Des fouilles archéologiques sont en cours sur la place du marché à Verviers, sur le petit parking derrière l'hôtel de ville, en face des bureaux de l'Etat-civil. Un carré d'une dizaine de mètres de côté est ouvert et entouré de barrières. Les archéologues sont à la recherche des traces du Verviers médiéval, qui est encore très mal connu.

Des fondations et une surface pavée de galets

« On est en pleine grande découverte là » s'enthousiasme l'archéologue Jean-Marc Léotard. « On ne sait pas très bien à quoi on doit assimiler les structures qui sont sous nos yeux, des fondations de bâtiment, qu'on essaie de dater. »

A côté de cet angle droit de murs épais, qui pourrait être un vestige de fortification, on remarque, juste à côté du petit escalier, une surface pavée. C'est peut-être un reste de rue. « Ce sont des galets de rivière utilisés de manière un peu opportuniste » remarque Denis Henrard. « Un peu comme sur la belle place de Limbourg. Elle est en pente. C'est sans doute une rampe d'accès à la place, probablement pour les charrettes. »

Des restes humains

Il y a longtemps, la place était beaucoup plus petite, entourée de maisons, comme un fort. Avec l'ancienne église saint-Remacle au milieu. Et un cimetière que Marie Théry est occupée à fouiller : « Oui. C'est un squelette. Ici, nous avons les jambes. Il est très près de la surface du sol. C'est un cimetière qui a été utilisé jusqu'aux alentours de 1830. » Le squelette est très proche de la surface, mais il ne faut pas en conclure pour ça qu'il est récent. Au contraire. La butte a été arasée au moment de la construction de l'hôtel de ville. Les archéologues pensent qu'il manque ici au moins un mètre de couches de terre.

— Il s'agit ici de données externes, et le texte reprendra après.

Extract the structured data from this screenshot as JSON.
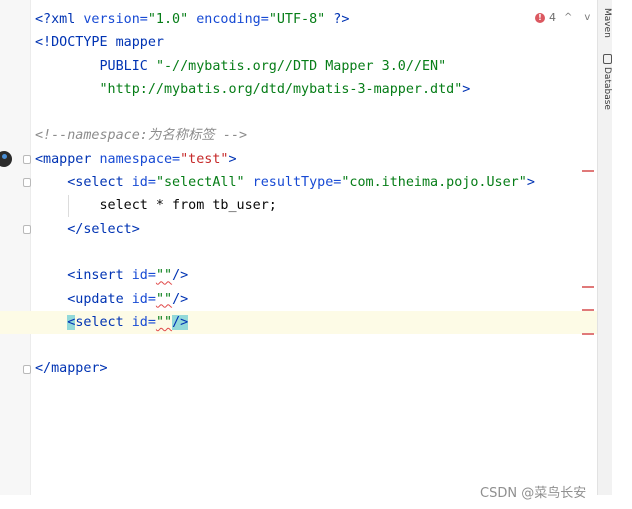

« Dater un squelette sans matériel associé autour de lui, c'est très difficile » explique Denis Henrard. « Celui-ci peut voyager entre le neuvième et le seizième siècle. »

De mystérieux zig-zags

Au tout début des fouilles, sous le tarmac du parking, sont apparus les pavés d'avant-guerre. Bizarrement, sur cette surface se dessinaient deux grands zig-zags sans pavés. « Au début, on n'a pas compris » raconte Catherine Bauwens. « Ce sont des passants qui nous ont expliqué. Régulièrement, il y a des gens qui viennent nous voir, qui nous demandent comment ça va, si on trouve des choses. Et quand ils ont vu les zig-zags, plusieurs vieux verviétois nous ont expliqué qu'au début de la guerre, on avait creuse des tranchées sur la place. Des tranchées pour que les gens puissent se mettre à l'abri en cas de bombardement. Et ces tranchées sont en zig-zag parce que ça protège mieux que des tranchées rectilignes. » L'archéologie, c'est ça : lire dans le sol l'histoire de ceux qui nous ont précédés.

Les archéologues fouilleront jusque septembre-octobre. Ensuite, la place reviendra aux verviétois.